Applied microbiology and biotechnology 2006 v.73 no.3 pp. 598-606
Arthrobacter, antidepressants, chemical bonding, enantiomers, ethanol, immobilized enzymes, pH, powders, silica, temperature, triacylglycerol lipase
Arthrobacter sp. lipase (ABL, MTCC no. 5125) is being recognized as an efficient enzyme for the resolution of drugs and their intermediates. The immobilization of ABL on various matrices for its enantioselectivity, stability, and reusability has been studied. Immobilization by covalent bonding on sepharose and silica afforded a maximum of 380 and 40 IU/g activity, respectively, whereas sol–gel entrapment provided a maximum of 150 IU/g activity in dry powder. The immobilized enzyme displayed excellent stability in the pH range of 4–10 and even at higher temperature, i.e., 50–60°C, compared to free enzyme, which is unstable under extreme conditions.
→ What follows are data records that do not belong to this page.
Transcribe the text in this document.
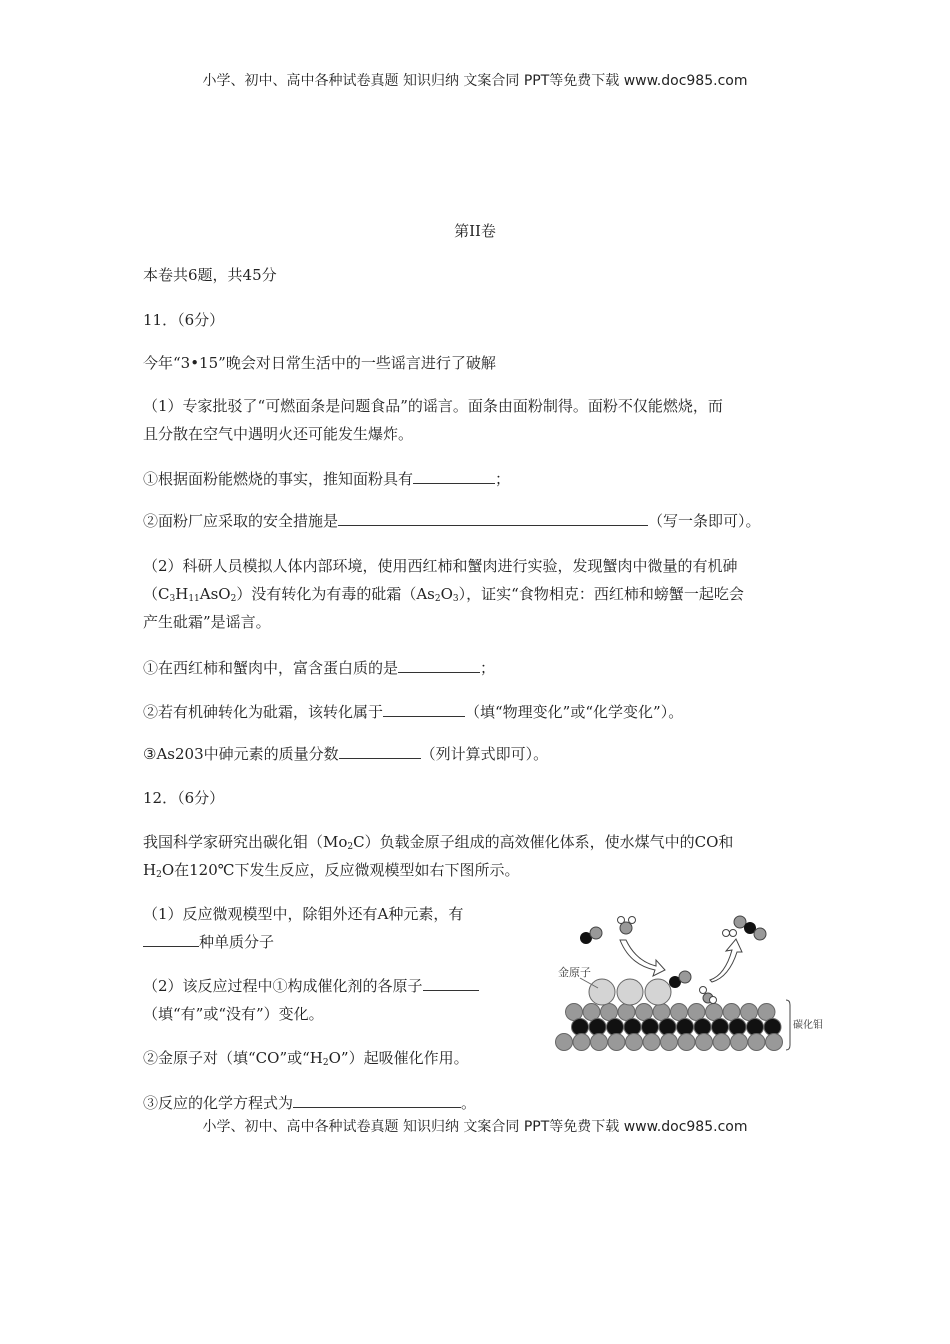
小学、初中、高中各种试卷真题 知识归纳 文案合同 PPT等免费下载 www.doc985.com
第II卷
本卷共6题，共45分
11．（6分）
今年“3•15”晚会对日常生活中的一些谣言进行了破解
（1）专家批驳了“可燃面条是问题食品”的谣言。面条由面粉制得。面粉不仅能燃烧，而
且分散在空气中遇明火还可能发生爆炸。
①根据面粉能燃烧的事实，推知面粉具有	；
②面粉厂应采取的安全措施是	（写一条即可）。
（2）科研人员模拟人体内部环境，使用西红柿和蟹肉进行实验，发现蟹肉中微量的有机砷
$(C_3H_{11}AsO_2)$没有转化为有毒的砒霜$(As_2O_3)$，证实“食物相克：西红柿和螃蟹一起吃会
产生砒霜”是谣言。
①在西红柿和蟹肉中，富含蛋白质的是	；
②若有机砷转化为砒霜，该转化属于	（填“物理变化”或“化学变化”）。
③As203中砷元素的质量分数	（列计算式即可）。
12．（6分）
我国科学家研究出碳化钼$(Mo_2C)$负载金原子组成的高效催化体系，使水煤气中的CO和
$H_2O$在120℃下发生反应，反应微观模型如右下图所示。
（1）反应微观模型中，除钼外还有A种元素，有
种单质分子
（2）该反应过程中①构成催化剂的各原子
（填“有”或“没有”）变化。
②金原子对（填“CO”或“$H_2O$”）起吸催化作用。
③反应的化学方程式为	。
金原子
碳化钼
小学、初中、高中各种试卷真题 知识归纳 文案合同 PPT等免费下载 www.doc985.com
The resolution of racemic auxiliaries like 1-phenyl ethanol and an intermediate of antidepressant drug fluoxetine, i.e., ethyl 3-hydroxy-3-phenylpropanoate alkyl acylates, provided exclusively R-(+) products (∼99% ee, E=646 and 473), compared to cell free extract/whole cells which gave a product with ∼96% ee (E=106 and 150). The repeated use (ten times) of covalently immobilized and entrapped ABL resulted in no loss in activity, thus demonstrating its prospects for commercial applications.